Since we first set out on our child-raising journey, although I’ve been aware of the potential for a pregnancy to end in miscarriage, there’s nothing that I could have read that would have totally prepared me for the shock of it actually happening to me. My birthday seemed surreal, and I had all the thoughts of “Why me?”, “Is this really happening?” and “Will I wake up from the nightmare soon?” Over this past week, I have come to accept that it has indeed happened and I can’t change that fact.

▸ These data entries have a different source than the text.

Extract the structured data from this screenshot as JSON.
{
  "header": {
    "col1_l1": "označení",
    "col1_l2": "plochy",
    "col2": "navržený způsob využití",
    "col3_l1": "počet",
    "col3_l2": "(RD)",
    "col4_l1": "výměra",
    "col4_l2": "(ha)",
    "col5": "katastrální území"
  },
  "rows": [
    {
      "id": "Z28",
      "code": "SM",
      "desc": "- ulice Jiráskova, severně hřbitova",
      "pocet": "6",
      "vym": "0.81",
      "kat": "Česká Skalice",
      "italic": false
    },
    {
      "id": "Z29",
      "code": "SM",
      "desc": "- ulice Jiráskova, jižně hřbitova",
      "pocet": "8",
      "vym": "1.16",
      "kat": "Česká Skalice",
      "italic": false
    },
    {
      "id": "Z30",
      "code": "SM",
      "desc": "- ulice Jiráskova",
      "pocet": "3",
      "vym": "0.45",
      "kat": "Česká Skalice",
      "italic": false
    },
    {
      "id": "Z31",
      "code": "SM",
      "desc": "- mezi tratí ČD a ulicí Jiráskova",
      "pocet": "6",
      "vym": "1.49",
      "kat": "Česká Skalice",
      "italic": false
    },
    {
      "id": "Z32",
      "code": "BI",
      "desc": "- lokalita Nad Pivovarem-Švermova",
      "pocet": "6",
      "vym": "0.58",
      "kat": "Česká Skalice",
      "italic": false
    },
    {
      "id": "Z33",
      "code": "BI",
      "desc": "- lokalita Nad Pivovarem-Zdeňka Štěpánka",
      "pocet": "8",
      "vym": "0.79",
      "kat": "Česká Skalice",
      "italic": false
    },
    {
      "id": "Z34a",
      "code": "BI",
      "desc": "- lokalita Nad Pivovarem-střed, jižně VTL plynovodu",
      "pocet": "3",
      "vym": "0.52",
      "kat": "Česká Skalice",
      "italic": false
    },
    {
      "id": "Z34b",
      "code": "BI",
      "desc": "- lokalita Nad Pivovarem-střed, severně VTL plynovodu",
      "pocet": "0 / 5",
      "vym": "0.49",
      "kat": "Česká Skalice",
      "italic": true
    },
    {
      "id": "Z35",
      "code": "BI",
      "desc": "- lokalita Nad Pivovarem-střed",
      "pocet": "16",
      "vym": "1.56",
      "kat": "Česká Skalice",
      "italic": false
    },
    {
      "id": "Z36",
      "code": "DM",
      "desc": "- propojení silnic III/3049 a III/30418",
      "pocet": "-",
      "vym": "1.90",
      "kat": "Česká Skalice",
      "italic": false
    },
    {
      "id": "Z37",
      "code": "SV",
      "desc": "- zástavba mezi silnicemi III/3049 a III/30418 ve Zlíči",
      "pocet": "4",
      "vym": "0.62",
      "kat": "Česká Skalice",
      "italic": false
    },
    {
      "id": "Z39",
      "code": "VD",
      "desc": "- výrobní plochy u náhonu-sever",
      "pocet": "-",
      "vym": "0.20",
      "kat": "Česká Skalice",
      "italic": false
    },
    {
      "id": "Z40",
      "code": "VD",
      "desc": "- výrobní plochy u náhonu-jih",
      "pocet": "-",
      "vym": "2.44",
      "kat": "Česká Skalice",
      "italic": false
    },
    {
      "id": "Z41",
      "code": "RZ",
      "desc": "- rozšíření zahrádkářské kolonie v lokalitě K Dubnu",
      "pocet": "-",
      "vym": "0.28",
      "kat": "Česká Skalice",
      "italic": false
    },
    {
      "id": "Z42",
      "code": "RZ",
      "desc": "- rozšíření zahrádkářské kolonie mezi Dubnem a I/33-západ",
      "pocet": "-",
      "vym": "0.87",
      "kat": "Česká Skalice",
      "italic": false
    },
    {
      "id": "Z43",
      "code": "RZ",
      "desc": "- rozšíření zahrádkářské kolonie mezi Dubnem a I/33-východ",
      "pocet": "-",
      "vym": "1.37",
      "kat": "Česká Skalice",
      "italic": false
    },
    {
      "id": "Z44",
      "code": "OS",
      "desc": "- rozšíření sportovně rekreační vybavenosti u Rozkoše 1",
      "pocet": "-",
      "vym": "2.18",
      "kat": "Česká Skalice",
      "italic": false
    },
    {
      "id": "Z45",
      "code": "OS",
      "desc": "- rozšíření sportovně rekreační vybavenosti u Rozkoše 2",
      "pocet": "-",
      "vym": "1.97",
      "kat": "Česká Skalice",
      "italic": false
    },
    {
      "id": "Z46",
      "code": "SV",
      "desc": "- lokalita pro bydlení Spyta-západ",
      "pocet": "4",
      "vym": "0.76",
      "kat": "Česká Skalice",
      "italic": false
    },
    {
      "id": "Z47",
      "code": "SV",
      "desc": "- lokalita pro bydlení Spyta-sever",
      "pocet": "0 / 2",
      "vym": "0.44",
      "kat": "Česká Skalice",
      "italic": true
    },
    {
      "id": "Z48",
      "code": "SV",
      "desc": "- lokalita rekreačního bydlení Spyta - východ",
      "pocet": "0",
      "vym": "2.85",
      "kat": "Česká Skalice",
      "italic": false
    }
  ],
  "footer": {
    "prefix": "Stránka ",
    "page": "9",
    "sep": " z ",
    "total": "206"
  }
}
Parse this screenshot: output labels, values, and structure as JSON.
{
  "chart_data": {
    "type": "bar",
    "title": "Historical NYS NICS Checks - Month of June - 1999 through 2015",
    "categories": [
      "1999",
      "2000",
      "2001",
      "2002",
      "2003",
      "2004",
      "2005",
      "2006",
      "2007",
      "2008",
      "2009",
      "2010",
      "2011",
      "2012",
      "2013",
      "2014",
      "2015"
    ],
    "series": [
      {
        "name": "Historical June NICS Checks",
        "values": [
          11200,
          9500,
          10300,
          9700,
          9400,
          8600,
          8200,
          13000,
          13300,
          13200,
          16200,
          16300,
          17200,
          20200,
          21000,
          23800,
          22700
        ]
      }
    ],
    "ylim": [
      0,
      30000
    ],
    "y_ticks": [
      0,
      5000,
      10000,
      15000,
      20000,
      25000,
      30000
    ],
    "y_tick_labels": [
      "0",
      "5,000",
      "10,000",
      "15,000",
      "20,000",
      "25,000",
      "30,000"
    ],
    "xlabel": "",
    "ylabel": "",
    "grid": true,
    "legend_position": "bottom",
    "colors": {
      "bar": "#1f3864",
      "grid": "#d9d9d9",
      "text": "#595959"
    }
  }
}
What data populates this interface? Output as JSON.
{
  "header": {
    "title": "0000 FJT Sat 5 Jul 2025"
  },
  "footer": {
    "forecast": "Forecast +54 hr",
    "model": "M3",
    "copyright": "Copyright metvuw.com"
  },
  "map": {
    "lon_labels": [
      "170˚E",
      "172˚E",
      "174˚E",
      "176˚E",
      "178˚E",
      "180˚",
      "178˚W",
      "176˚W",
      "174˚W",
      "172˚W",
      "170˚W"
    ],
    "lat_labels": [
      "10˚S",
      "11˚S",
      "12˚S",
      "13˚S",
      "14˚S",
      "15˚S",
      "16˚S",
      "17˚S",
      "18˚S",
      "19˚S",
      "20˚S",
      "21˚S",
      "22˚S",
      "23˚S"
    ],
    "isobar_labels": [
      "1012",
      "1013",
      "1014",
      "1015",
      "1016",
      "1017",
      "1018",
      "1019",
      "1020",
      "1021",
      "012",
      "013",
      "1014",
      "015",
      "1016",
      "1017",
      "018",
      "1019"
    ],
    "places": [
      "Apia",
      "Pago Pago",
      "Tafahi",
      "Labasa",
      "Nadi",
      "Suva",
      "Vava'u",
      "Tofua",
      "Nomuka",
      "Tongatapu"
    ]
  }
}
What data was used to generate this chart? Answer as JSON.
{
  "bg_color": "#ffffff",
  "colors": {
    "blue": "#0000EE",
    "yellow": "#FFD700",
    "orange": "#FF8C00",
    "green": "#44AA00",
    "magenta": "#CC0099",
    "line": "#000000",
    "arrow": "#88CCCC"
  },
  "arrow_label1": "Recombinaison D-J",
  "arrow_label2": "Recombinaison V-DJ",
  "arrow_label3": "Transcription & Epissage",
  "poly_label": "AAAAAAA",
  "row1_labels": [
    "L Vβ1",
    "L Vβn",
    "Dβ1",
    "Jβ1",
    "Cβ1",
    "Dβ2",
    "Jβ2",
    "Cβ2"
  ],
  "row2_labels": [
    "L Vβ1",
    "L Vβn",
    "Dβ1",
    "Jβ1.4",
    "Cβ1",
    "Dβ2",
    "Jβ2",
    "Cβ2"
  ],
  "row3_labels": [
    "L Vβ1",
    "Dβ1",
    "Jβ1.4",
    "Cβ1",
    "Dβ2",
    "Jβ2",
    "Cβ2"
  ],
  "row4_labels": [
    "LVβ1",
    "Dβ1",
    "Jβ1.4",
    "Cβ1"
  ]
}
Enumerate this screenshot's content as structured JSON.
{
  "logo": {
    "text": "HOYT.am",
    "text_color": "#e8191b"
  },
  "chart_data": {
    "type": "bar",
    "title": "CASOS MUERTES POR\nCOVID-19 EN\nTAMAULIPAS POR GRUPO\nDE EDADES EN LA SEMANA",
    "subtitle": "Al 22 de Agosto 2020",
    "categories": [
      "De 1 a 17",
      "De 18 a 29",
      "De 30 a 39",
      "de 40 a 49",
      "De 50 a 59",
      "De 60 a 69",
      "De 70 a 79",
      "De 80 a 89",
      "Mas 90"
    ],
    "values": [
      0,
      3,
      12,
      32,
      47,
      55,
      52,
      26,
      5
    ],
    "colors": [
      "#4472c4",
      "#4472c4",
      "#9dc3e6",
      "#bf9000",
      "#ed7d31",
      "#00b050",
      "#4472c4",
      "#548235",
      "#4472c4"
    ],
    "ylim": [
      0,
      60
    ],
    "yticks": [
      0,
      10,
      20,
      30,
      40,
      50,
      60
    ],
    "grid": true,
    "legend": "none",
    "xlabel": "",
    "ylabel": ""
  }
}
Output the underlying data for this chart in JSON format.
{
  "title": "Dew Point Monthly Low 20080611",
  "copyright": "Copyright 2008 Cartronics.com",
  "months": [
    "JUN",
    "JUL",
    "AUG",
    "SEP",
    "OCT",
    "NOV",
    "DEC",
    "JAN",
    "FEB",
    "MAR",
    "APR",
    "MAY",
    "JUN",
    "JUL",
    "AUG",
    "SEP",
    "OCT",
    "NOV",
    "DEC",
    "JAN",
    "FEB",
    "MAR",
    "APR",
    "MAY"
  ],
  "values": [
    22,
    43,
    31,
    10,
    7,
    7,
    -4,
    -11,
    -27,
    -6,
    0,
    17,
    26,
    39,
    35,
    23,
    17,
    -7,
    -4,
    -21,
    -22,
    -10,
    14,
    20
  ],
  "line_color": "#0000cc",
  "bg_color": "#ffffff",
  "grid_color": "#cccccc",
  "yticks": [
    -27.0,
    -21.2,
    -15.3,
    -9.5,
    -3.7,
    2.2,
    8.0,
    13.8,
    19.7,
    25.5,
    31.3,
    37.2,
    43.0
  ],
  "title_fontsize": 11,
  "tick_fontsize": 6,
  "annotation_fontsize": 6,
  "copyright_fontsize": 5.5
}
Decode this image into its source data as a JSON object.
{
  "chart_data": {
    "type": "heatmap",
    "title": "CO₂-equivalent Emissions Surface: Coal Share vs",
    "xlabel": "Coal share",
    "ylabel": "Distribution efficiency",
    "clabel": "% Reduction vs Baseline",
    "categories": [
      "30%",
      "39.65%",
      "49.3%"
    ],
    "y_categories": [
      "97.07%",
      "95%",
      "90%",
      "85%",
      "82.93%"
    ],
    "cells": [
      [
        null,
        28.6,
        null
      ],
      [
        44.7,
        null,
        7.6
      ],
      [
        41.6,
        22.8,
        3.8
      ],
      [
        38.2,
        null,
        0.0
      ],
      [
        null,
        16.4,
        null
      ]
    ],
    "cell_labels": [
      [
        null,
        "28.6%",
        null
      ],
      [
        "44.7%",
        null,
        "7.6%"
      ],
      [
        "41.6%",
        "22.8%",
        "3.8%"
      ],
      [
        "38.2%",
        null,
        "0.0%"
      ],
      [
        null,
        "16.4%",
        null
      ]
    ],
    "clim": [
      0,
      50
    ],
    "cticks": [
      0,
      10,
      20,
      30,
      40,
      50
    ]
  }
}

Yet I still believe that all children are a gift from God. I don’t yet know, and maybe I’ll never know, why this third child was given to us and then taken away from us so soon. However, I do believe that he/she is being cared for in heaven and that I will one day get to meet him/her myself. Although I’m so sad that our meeting won’t be in February on the day the birth would have been, and I grieve for all the future with us that this baby will never get, I’m finding it helpful to think of time from an eternal perspective. Jesus promised that whoever believes in him will have everlasting life, that goes beyond life here in our earthly bodies. Some bodies last for many years, like my Grandad who recently died after 90 years in his, and some bodies only last for a short while, like this baby who lived for about 6 weeks (8-2) in utero, whose body may well have not been able to survive due to a genetic anomaly. But in the time span of eternity, 6 weeks is actually indistinguishable from 90 years. Although an unborn baby never gets to make the decision to follow Jesus for themselves, I believe that Jesus’ attitude towards children when he was here on Earth gives us a great indication of how much God loves them and includes them in his heavenly family:“Let the children come to me. Don’t stop them! For the Kingdom of God belongs to those who are like these children. I tell you the truth, anyone who doesn’t receive the Kingdom of God like a child will never enter it.” (Luke, 18:16-17, New Living translation)
At this point in time, I’m not sure what the future holds for us as a family, I don’t know whether we will be blessed with a fourth child or not, only God knows that. I’m not sure how I would handle being pregnant again, but I do know that whatever happens, we won’t be given more suffering than we can handle, and that God causes everything to work together for the good of those who love him. Even though right now it’s hard to see that.